Batwoman is returning to the Arrowverse.

The CW has ordered a pilot based on the character (portrayed by Ruby Rose), who made her debut during last month's Elseworlds crossover event. David Nutter, who also helmed the pilot episodes of Arrow and The Flash, has been tapped to direct, according to Deadline.

The project has been rumored ever since Rose's casting, and her well-received appearance during Elseworlds cranked the rumor mill into a higher gear. As such, the official announcement doesn't exactly come as a shock, but the involvement of Nutter — whose mile-long list of TV credits also includes episodes of Game of Thrones, Shameless, and The Sopranos — bodes well for the show's chances of being ordered to series. The pilot was scripted by Caroline Dries, who contributed the Arrow segment of Elseworlds and has also worked on series such as The Vampire Diaries and Smallville.

The project will mark a significant first in the history of live-action superhero fare: Batwoman is the alter-ego of Kate Kane, a former West Point military cadet who was kicked out of the Academy for being openly gay. She is perhaps the most prominent LGBT hero in all of comics, and the CW made a savvy choice with the casting of Rose — who not only looks the part, but is also an out-and-proud gay woman.

When her Elseworlds casting was announced back in August, Rose responded with an emotional Instagram post in which she called the role the fulfillment of a childhood dream. 

Some fans, however, were quick to point out that the character of Kane is canonically Jewish (which Rose is not), even going so far as to briefly circulate the hashtag #KeepKateJewish. A fair point; however, we would also counter that Kane also canonically kicks major amounts of butt, a box which Rose decidedly checked off in her appearance on Elseworlds.

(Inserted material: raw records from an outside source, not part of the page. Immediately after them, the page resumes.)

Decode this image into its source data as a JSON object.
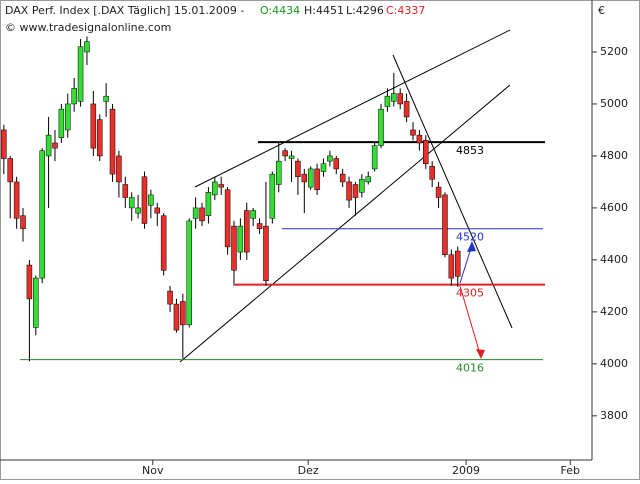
{
  "header": {
    "title": "DAX Perf. Index [.DAX  Täglich] 15.01.2009 -",
    "ohlc": [
      "O:4434",
      "H:4451",
      "L:4296",
      "C:4337"
    ],
    "copyright": "© www.tradesignalonline.com",
    "currency": "€"
  },
  "chart_data": {
    "type": "candlestick",
    "x": [
      0,
      1,
      2,
      3,
      4,
      5,
      6,
      7,
      8,
      9,
      10,
      11,
      12,
      13,
      14,
      15,
      16,
      17,
      18,
      19,
      20,
      21,
      22,
      23,
      24,
      25,
      26,
      27,
      28,
      29,
      30,
      31,
      32,
      33,
      34,
      35,
      36,
      37,
      38,
      39,
      40,
      41,
      42,
      43,
      44,
      45,
      46,
      47,
      48,
      49,
      50,
      51,
      52,
      53,
      54,
      55,
      56,
      57,
      58,
      59,
      60,
      61,
      62,
      63,
      64,
      65,
      66,
      67,
      68,
      69,
      70,
      71
    ],
    "open": [
      4900,
      4790,
      4700,
      4570,
      4380,
      4140,
      4330,
      4800,
      4850,
      4870,
      4900,
      5000,
      5010,
      5200,
      5000,
      4940,
      5010,
      4980,
      4800,
      4690,
      4600,
      4580,
      4720,
      4610,
      4600,
      4570,
      4280,
      4230,
      4240,
      4150,
      4560,
      4600,
      4570,
      4650,
      4690,
      4670,
      4530,
      4430,
      4590,
      4560,
      4540,
      4530,
      4560,
      4690,
      4820,
      4790,
      4780,
      4730,
      4680,
      4750,
      4740,
      4780,
      4790,
      4730,
      4700,
      4690,
      4660,
      4700,
      4750,
      4840,
      4990,
      5010,
      5040,
      5010,
      4900,
      4880,
      4860,
      4760,
      4680,
      4650,
      4420,
      4434
    ],
    "high": [
      4920,
      4800,
      4720,
      4600,
      4400,
      4340,
      4830,
      4950,
      4900,
      5000,
      5040,
      5100,
      5250,
      5260,
      5050,
      4960,
      5080,
      5000,
      4820,
      4720,
      4660,
      4650,
      4740,
      4670,
      4620,
      4580,
      4300,
      4250,
      4270,
      4560,
      4640,
      4620,
      4680,
      4720,
      4720,
      4680,
      4550,
      4560,
      4620,
      4600,
      4560,
      4700,
      4740,
      4850,
      4830,
      4820,
      4790,
      4750,
      4760,
      4770,
      4790,
      4820,
      4800,
      4750,
      4720,
      4700,
      4730,
      4740,
      4850,
      5000,
      5060,
      5120,
      5060,
      5040,
      4930,
      4900,
      4880,
      4780,
      4700,
      4660,
      4440,
      4451
    ],
    "low": [
      4730,
      4560,
      4520,
      4470,
      4010,
      4110,
      4310,
      4600,
      4780,
      4850,
      4870,
      4970,
      4990,
      5150,
      4800,
      4780,
      4950,
      4700,
      4640,
      4600,
      4550,
      4560,
      4520,
      4560,
      4530,
      4340,
      4200,
      4120,
      4020,
      4140,
      4520,
      4530,
      4540,
      4630,
      4650,
      4420,
      4300,
      4400,
      4400,
      4530,
      4500,
      4300,
      4540,
      4660,
      4780,
      4700,
      4650,
      4580,
      4670,
      4650,
      4720,
      4760,
      4730,
      4680,
      4600,
      4570,
      4640,
      4690,
      4740,
      4830,
      4970,
      4990,
      4980,
      4930,
      4860,
      4820,
      4750,
      4680,
      4600,
      4410,
      4300,
      4296
    ],
    "close": [
      4790,
      4700,
      4560,
      4520,
      4250,
      4330,
      4820,
      4880,
      4830,
      4980,
      5000,
      5060,
      5220,
      5240,
      4830,
      4800,
      5030,
      4730,
      4700,
      4640,
      4640,
      4600,
      4540,
      4650,
      4580,
      4360,
      4230,
      4130,
      4150,
      4550,
      4600,
      4550,
      4660,
      4700,
      4680,
      4450,
      4360,
      4530,
      4430,
      4590,
      4520,
      4320,
      4730,
      4780,
      4800,
      4800,
      4720,
      4700,
      4750,
      4670,
      4770,
      4800,
      4750,
      4700,
      4630,
      4640,
      4710,
      4720,
      4840,
      4980,
      5030,
      5040,
      5000,
      4950,
      4880,
      4850,
      4770,
      4710,
      4640,
      4420,
      4330,
      4337
    ],
    "up_color": "#33dd33",
    "down_color": "#e8302a",
    "xlim": [
      -0.6,
      92
    ],
    "xticks": [
      {
        "value": 23.3,
        "label": "Nov"
      },
      {
        "value": 47.6,
        "label": "Dez"
      },
      {
        "value": 72.3,
        "label": "2009"
      },
      {
        "value": 88.6,
        "label": "Feb"
      }
    ],
    "ylim": [
      3630,
      5400
    ],
    "yticks": [
      3800,
      4000,
      4200,
      4400,
      4600,
      4800,
      5000,
      5200
    ],
    "levels": [
      {
        "value": 4853,
        "color": "#000000"
      },
      {
        "value": 4520,
        "color": "#2233cc"
      },
      {
        "value": 4305,
        "color": "#e02020"
      },
      {
        "value": 4016,
        "color": "#2a8a2a"
      }
    ]
  }
}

Speaking with Jimmy Fallon on his late night talk show back in August, Rose could barely contain her excitement — or, for that matter, her tears of joy — over her casting. "I feel like the reason I get feeling so emotional is because, you know, growing up watching TV, I never saw somebody on TV that I could identify with, let alone a superhero... I've always had this saying — well, not me, Oscar Wilde... 'Be yourself, because everybody else is taken.' And so I always lived by that motto, and a second motto when I came into the industry was, 'Be the person that you needed when you were younger.'" She went on to say, "Not only can kids watch this growing up, and relate to it, and feel empowered and think that they can be a superhero, but also I can go and do these things — like visiting hospitals, and kids and people in need [in costume], and it's... an amazing opportunity."

Rose certainly seems ready to throw herself into her new role, one which will help fill an ever-increasing need for diversity in the dominant superhero genre. Smash hit films like 2017's Wonder Woman and 2018's Black Panther proved beyond a shadow of a doubt that superpowered tales which do not happen to be focused on white dudes can resonate strongly with audiences of all stripes, and putting a gay hero front and center is a move which is long overdue. 

If last summer's rumors around Batwoman continue to pan out — and so far, so good — the project should be going before the cameras this spring, for a possible fall debut. In the meantime, you can check out Rose's Kate Kane fighting alongside the other heroic denizens of the Arrowverse in Elseworlds; the CW will be airing an encore of the event beginning on Monday, January 7.